Outre le savoir-faire des parfumeurs, Givaudan travaille avec un algorithme très complexe qui lui permet d'étudier différentes associations de matières premières pour évaluer les sensations que les parfums nous font ressentir afin d'améliorer notre bien-être.
Mais laissons de côté l'intelligence artificielle et poursuivons notre master class sur les parfums propres que Flores-Roux, pour nous aider à en comprendre les secrets, simplifie en trois catégories : les aldéhydes, les muscs et, en tant qu'ingrédients naturels, la floralité de la fleur d'oranger (en fait, tous les extraits obtenus autour de l'orange) et la lavande.
"Nous avons un modus vivendi très dépendant des produits parfumés et la grande majorité d'entre eux sont des produits d'entretien", a déclaré Rodrigo Flores-Roux.
Les aldéhydes et l'odeur du savon
"Les aldéhydes sont des molécules qui existent dans la nature. Par exemple, dans la rose, la coriandre, le gingembre et la citronnelle. Ils ont commencé à être synthétisés au 19ème siècle et ont été utilisés pour la première fois dans les parfums en 1910", explique le maître parfumeur.
Ces molécules ont un grand pouvoir évocateur. Isolées, elles peuvent suggérer l'odeur du zeste de citron, de la paraffine, du lin et même l'odeur chaude et métallique d'un fer à repasser. Elles évoquent également "l'odeur d'une pâte à savon non parfumée".
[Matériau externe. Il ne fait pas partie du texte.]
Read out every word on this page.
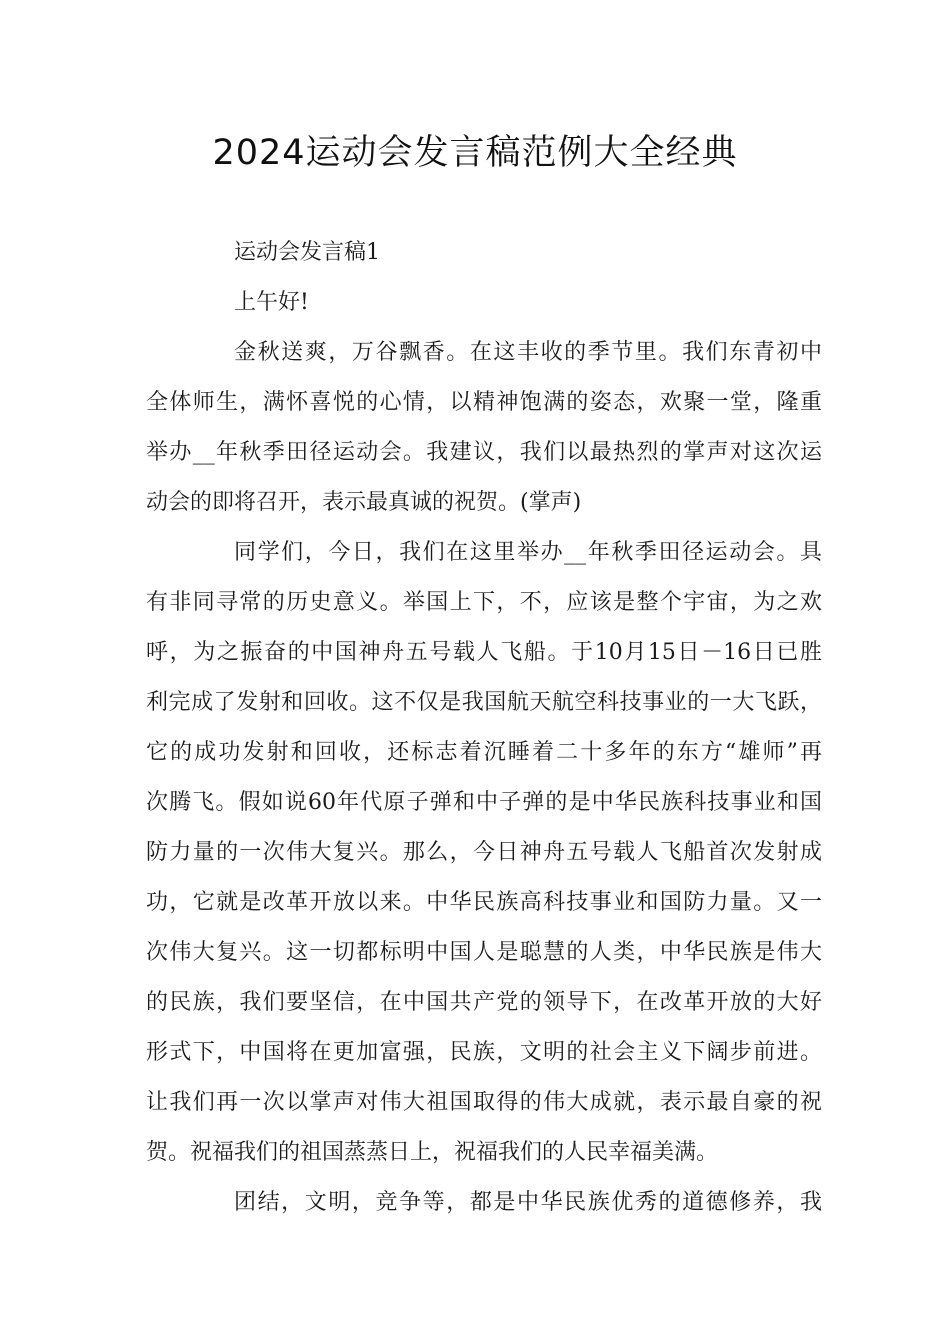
2024运动会发言稿范例大全经典
运动会发言稿1
上午好!
金秋送爽，万谷飘香。在这丰收的季节里。我们东青初中
全体师生，满怀喜悦的心情，以精神饱满的姿态，欢聚一堂，隆重
举办__年秋季田径运动会。我建议，我们以最热烈的掌声对这次运
动会的即将召开，表示最真诚的祝贺。(掌声)
同学们，今日，我们在这里举办__年秋季田径运动会。具
有非同寻常的历史意义。举国上下，不，应该是整个宇宙，为之欢
呼，为之振奋的中国神舟五号载人飞船。于10月15日－16日已胜
利完成了发射和回收。这不仅是我国航天航空科技事业的一大飞跃，
它的成功发射和回收，还标志着沉睡着二十多年的东方“雄师”再
次腾飞。假如说60年代原子弹和中子弹的是中华民族科技事业和国
防力量的一次伟大复兴。那么，今日神舟五号载人飞船首次发射成
功，它就是改革开放以来。中华民族高科技事业和国防力量。又一
次伟大复兴。这一切都标明中国人是聪慧的人类，中华民族是伟大
的民族，我们要坚信，在中国共产党的领导下，在改革开放的大好
形式下，中国将在更加富强，民族，文明的社会主义下阔步前进。
让我们再一次以掌声对伟大祖国取得的伟大成就，表示最自豪的祝
贺。祝福我们的祖国蒸蒸日上，祝福我们的人民幸福美满。
团结，文明，竞争等，都是中华民族优秀的道德修养，我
Il peut paraître surprenant que Chanel n° 5 entre dans la catégorie des parfums à l'odeur pure, mais sa formule, créée par Ernest Beaux en 1921, contient une surdose d'aldéhydes qui en a fait instantanément et pour toujours un parfum emblématique.
Ces molécules sont présentes dans une multitude de parfums aux notes de tête fortement savonneuses tels que 4711 Acqua Colonia ; White Linen d'Estée Lauder ; Neroli Portofino de Tom Ford ; This is not a Blue Bottle d'Histories de Parfums. Dans Blanche de Byredo, nous reconnaissons un accord aldéhydique propre qui recrée la sensation de propreté sous la douche. Et Juniper Sling de Penhaligon's associe cette sensation à une note de genièvre et d'agrumes lumineuse et rayonnante.
Les muscs et l'odeur de la peau propre
Flores-Roux poursuit en expliquant les odeurs qui nous donnent une agréable sensation de propreté : "A partir des années 1950, les molécules de musc ont commencé à être utilisées en grande quantité dans les parfums de détergents et de savons. Elles s'évaporent lentement et sont de bons agents fixateurs, notamment dans les textiles.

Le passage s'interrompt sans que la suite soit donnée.